EFFECTS OF THE INVENTION The alloy-designed slab according to the present invention and the rolled section steel to which the controlled rolling method is applied have sufficient strength even at a flange plate thickness of 1/2 and a width of 1/2 where the mechanical test characteristics are the most difficult to guarantee.
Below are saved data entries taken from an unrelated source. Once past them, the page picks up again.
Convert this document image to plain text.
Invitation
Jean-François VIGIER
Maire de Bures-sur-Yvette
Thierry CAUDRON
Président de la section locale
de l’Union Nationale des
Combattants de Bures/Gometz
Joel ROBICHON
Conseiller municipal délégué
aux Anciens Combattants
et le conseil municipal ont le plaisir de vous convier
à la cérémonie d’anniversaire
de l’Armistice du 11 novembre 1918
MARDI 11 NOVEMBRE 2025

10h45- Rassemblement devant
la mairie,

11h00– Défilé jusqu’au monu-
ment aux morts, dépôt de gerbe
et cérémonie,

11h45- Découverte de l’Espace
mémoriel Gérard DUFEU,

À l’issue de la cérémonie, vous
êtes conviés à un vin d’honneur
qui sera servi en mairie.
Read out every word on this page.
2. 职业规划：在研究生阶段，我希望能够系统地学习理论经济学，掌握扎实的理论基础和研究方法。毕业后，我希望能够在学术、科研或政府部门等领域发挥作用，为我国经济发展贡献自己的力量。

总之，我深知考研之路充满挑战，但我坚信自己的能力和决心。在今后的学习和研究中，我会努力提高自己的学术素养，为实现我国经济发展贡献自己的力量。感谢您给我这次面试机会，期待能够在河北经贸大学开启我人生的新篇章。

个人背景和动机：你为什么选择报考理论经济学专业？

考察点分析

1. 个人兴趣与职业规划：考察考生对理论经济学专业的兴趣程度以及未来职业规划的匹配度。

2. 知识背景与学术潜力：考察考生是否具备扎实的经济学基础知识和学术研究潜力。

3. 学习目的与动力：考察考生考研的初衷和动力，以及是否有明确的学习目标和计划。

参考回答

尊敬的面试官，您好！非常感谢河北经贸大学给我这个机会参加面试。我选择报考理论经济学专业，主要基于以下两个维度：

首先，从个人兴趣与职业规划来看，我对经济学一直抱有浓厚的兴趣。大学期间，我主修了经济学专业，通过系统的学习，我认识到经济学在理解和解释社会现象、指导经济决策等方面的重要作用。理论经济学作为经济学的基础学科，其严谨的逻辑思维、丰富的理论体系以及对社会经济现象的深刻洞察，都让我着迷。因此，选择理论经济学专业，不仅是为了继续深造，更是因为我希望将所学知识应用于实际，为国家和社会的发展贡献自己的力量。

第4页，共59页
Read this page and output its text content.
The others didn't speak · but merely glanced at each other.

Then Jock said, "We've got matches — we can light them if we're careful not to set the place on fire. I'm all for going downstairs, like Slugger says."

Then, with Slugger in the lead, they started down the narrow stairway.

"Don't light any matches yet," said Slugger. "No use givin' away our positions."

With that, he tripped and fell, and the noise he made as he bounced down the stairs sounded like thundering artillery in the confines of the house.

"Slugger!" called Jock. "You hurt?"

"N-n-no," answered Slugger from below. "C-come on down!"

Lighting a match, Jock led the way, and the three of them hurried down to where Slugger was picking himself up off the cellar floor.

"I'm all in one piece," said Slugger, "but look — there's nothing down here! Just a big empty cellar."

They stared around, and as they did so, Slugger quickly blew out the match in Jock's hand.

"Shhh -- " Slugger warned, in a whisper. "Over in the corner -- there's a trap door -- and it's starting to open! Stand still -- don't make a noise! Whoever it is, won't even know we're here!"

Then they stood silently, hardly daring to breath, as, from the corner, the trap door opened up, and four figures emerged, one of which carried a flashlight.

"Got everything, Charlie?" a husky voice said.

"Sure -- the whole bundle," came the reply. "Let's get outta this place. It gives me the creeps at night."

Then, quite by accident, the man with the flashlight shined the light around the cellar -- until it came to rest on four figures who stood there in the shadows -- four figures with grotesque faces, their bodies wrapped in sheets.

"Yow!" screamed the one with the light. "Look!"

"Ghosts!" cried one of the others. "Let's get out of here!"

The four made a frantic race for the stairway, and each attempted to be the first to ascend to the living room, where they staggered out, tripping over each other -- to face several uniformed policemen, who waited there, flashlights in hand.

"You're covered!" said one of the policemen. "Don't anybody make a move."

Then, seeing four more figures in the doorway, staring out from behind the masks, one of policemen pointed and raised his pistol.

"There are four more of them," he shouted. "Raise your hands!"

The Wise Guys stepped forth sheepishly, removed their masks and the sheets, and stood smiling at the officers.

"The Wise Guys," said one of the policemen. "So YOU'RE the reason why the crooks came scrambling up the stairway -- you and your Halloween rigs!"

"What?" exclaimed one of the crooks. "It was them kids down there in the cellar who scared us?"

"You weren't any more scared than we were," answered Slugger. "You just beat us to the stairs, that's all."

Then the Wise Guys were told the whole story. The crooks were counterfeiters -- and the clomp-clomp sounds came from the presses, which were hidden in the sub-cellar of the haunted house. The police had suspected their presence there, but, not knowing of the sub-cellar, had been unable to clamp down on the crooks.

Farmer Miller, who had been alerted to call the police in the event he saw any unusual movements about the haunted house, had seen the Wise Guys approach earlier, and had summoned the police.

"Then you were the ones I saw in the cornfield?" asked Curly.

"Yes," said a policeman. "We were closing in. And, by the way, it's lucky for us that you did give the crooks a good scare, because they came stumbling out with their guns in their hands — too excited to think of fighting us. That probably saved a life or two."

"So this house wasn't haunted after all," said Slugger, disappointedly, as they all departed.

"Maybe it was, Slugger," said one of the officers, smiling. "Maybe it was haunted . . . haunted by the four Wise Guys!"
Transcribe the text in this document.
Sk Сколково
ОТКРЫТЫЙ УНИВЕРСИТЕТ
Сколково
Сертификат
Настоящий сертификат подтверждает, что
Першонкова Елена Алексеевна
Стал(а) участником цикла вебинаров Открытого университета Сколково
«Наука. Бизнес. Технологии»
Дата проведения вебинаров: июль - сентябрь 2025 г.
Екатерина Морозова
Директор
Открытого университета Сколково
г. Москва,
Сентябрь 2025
It is possible to manufacture shaped steel with excellent toughness as it is rolled, and industrial effects such as improvement of reliability of large steel structures, ensuring safety, and economic efficiency are extremely remarkable. .

[Brief description of drawings]

FIG. 1 is a schematic diagram of an example of device arrangement for carrying out the method of the present invention.

FIG. 2 is a view showing a cross-sectional shape of H-section steel and a sampling position of a mechanical test piece.

[Explanation of symbols]

1 ... H section steel 2 ... Flange 3 ... Web 4 ... Intermediate rolling mill 5a ... Water cooling device on front and rear surfaces of intermediate rolling mill 5b ... Cooling device for rear surface of finishing rolling mill 6 ... Finishing rolling mill

─────────────────────────────────────────────────── ─── Continuation of front page (56) References JP-A-8-283901 (JP, A) JP-A-7-216498 (JP, A) (58) Fields investigated (Int.Cl. ⁷ , DB name) C22C 38/00-38/60

Claims (4)

(57) [Claims] 1. C: 0.02-0.06% by weight%, Si: 0.05-0.25%, Mn: 0.8-1.6%, Cu: 0.7-1.5%, Ti: 0.012-0.030%, Mg: 0.0005-0.0050%, Nb: 0.005-0.03%, V: 0.01-0.1%, Mo: 0.05-0.4%, N: 0.004-0.010%, and O: 0.003-0.006%, and the Ti / N content ratio Ti / N is 3.0 to 3.5
The balance is Fe and unavoidable impurities, and the B content in the unavoidable impurities is limited to 0.0003% or less and the Al content to 0.005% or less.
Grade rolled steel. 2. C: 0.02 to 0.06%, Si: 0.05 to 0.25%, Mn: 0.8 to 1.6%, Cu: 0.7 to 1.5%, Ti: 0.012 to 0.030%, Mg: 0.0005 to 0.0050% in weight%. Nb: 0.005-0.03%, V: 0.01-0.1%, Mo: 0.05-0.4%, N: 0.004-0.010%, O: 0.003-0.006%, and Cr: 0.1-1.0% and Ni: 0.1-2.0% At least one of
And a Ti / N content ratio Ti / N of 3.0 to
3.5, the balance consisting of Fe and inevitable impurities,
Of the unavoidable impurities, the B content is 0.0003% or less and Al
590 characterized by limiting the content to 0.005% or less
MPa class rolled steel. 3. C: 0.02 to 0.06%, Si: 0.05 to 0.25%, Mn: 0.8 to 1.6%, Cu: 0.7 to 1.5%, Ti: 0.012 to 0.030%, Mg: 0.0005 to 0.0050% by weight%. Nb: 0.005-0.03%, V: 0.01-0.1%, Mo: 0.05-0.4%, N: 0.004-0.010%, and O: 0.003-0.006%, and the Ti / N content ratio Ti / N is 3.0 to 3.5
The balance consists of Fe and unavoidable impurities, and after heating the slab with the B content of the unavoidable impurities limited to 0.0003% or less and the Al content of 0.005% or less to a temperature range of 1200 to 1300 ° C. After rolling, the flange surface of the shaped steel is water-cooled to 700 ° C or less in the rolling process and rolled in the recuperating process.
A method for producing a 590 MPa grade rolled steel, which comprises cooling to a temperature range of 700 to 400 ° C at a cooling rate of 10 ° C / s and then allowing to cool. 4. C: 0.02 to 0.06%, Si: 0.05 to 0.25%, Mn: 0.8 to 1.6%, Cu: 0.7 to 1.5%, Ti: 0.012 to 0.030%, Mg: 0.0005 to 0.0050% in weight%. Nb: 0.005-0.03%, V: 0.01-0.1%, Mo: 0.05-0.4%, N: 0.004-0.010%, O: 0.003-0.006%, and Cr: 0.1-1.0% and Ni: 0.1-2.0% At least one of
And a Ti / N content ratio Ti / N of 3.0 to
3.5, the balance consisting of Fe and inevitable impurities,
Of the unavoidable impurities, the B content is 0.0003% or less and Al
The slab with the content limited to 0.005% or less is heated to the temperature range of 1200 to 1300 ° C, then rolling is started, and the flange surface of the shaped steel is water-cooled to 700 ° C or less in the rolling process and rolled in the recuperation process. Water cooling / rolling cycle is performed once or more, and after the rolling is completed, 0.
A method for producing a 590 MPa grade rolled steel, which comprises cooling to a temperature range of 700 to 400 ° C at a cooling rate of 5 to 10 ° C / s and then allowing to cool.